The truth is, that less than half of the top 1% in 1996 managed to hold on and stay in the top 1% just 9 years later. (42.6% to be exact.)
There are several factors behind this truth. First of all, many in the 1% in any given year are there because of a rare event, like selling a business, selling stock that just got vested, having a mega hit movie or record, or just getting a once-in-a-lifetime project opportunity.
If you track people who file a tax return in the top 1%, you find it is most common that they are only in the 1% for one year in a decade.
In fact, one out of every 31 of these fabled 1% households fell all the way down to the very poorest quintile in this 9 year period. So much for money and power keeping you on top, eh?
Let’s learn more:
Those at the bottom have no chance to move up, right?
If you live below the poverty line, everything is rigged against you, right? You have no connections, no money, no power, no chance, right?
But again, the facts contradict this theory. Over half of the households in the lowest quintile in 1996 had moved up into higher income quintiles by 2005.
In fact, more than one in seven of the poorest households (15.2%) actually went from the lowest quintile to one of the top richest quintiles.
One in seven. Went from poor to rich.
In just 9 years.
Not due to government programs, but the good ol’, capitalist free market.
In fact, for people who start out in the bottom 20 percent, over 95 percent are no longer there 15 years later. In fact, more of them reach the top 20 percent after that period of time than remain in the bottom 20 percent.
Read the facts yourself
You can read the whole study here and form your own conclusions:
But it is unarguable that the facts do not support, and in fact contradict, the theory that the free market is a “rigged game”.

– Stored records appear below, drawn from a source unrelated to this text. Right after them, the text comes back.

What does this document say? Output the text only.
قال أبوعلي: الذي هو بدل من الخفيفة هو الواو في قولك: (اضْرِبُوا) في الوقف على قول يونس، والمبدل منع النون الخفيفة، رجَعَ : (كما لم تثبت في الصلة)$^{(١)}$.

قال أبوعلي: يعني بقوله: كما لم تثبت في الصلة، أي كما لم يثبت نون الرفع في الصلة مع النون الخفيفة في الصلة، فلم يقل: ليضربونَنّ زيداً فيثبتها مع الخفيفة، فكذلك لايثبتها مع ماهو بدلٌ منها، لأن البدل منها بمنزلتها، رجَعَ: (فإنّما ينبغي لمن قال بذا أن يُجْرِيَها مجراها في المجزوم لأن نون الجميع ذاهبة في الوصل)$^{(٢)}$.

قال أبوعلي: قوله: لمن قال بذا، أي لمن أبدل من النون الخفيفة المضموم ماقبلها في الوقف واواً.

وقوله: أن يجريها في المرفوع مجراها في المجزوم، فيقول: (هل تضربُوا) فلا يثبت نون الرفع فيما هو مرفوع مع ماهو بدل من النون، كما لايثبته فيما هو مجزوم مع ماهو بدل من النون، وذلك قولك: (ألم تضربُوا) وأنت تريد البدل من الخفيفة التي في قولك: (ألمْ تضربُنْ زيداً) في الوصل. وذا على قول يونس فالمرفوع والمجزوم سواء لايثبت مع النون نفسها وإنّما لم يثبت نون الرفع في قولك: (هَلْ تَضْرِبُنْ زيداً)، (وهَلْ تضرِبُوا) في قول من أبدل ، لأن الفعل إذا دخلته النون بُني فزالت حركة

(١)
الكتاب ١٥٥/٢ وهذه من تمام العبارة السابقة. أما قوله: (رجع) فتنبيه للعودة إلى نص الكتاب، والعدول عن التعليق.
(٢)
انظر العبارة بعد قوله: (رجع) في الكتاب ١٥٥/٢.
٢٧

Contrary to the popular belief that “the rich get richer and the poor get poorer”, the facts are that this is the exception rather than the rule.
But if the “rich get richer and poor get poorer” meme is a lie, why would so many promote the idea?
The greatest detectives in history have relied on a simple, three word strategy for finding the truth:
“Follow the money.”
Politicians love the income inequality meme because “social justice” makes a great campaign speech, and gets tons of applause, donations and votes, and rallies support from those who feel entitled to more than they earn. And ever more huge government programs means politicians can live high on the hog, using their ever-increasing power to get rich beyond measure.
In fact enough is currently spent on government programs to redistribute income to give every household under the poverty line the equivalent of a $210,000/year income.
The more programs there are, the more power government officials have, the more they can reward wealthy friends who can reward them in return.
Politicians fear the truth because if word got out that in a free market anyone can get ahead by just working hard and devoting themselves to helping others, then sooner or later people might decide we don’t need federal and state governments spending over a trillion dollars each year on programs ostensibly to “correct the inequities of the free market”. Without these trillions passing through their fingers, there’s less money and power for politicians, and far less chance of gain from political office.
Journalists love the meme because it riles people up, makes them indignant and righteous, and increases their audience, which drives advertising revenue for their corporate parents and thereby their own salaries.
While it’s true that many of the 1% who did stay on top did so due to government welfare, “bailouts” or other largesse from the public treasury, there no doubt it would be better if we were more upwardly mobile.
But what factors limit opportunity for unskilled workers? It’s easy to find the answers: excessive taxation and regulation, along with poor education, are the primary limiters of opportunity in the USA.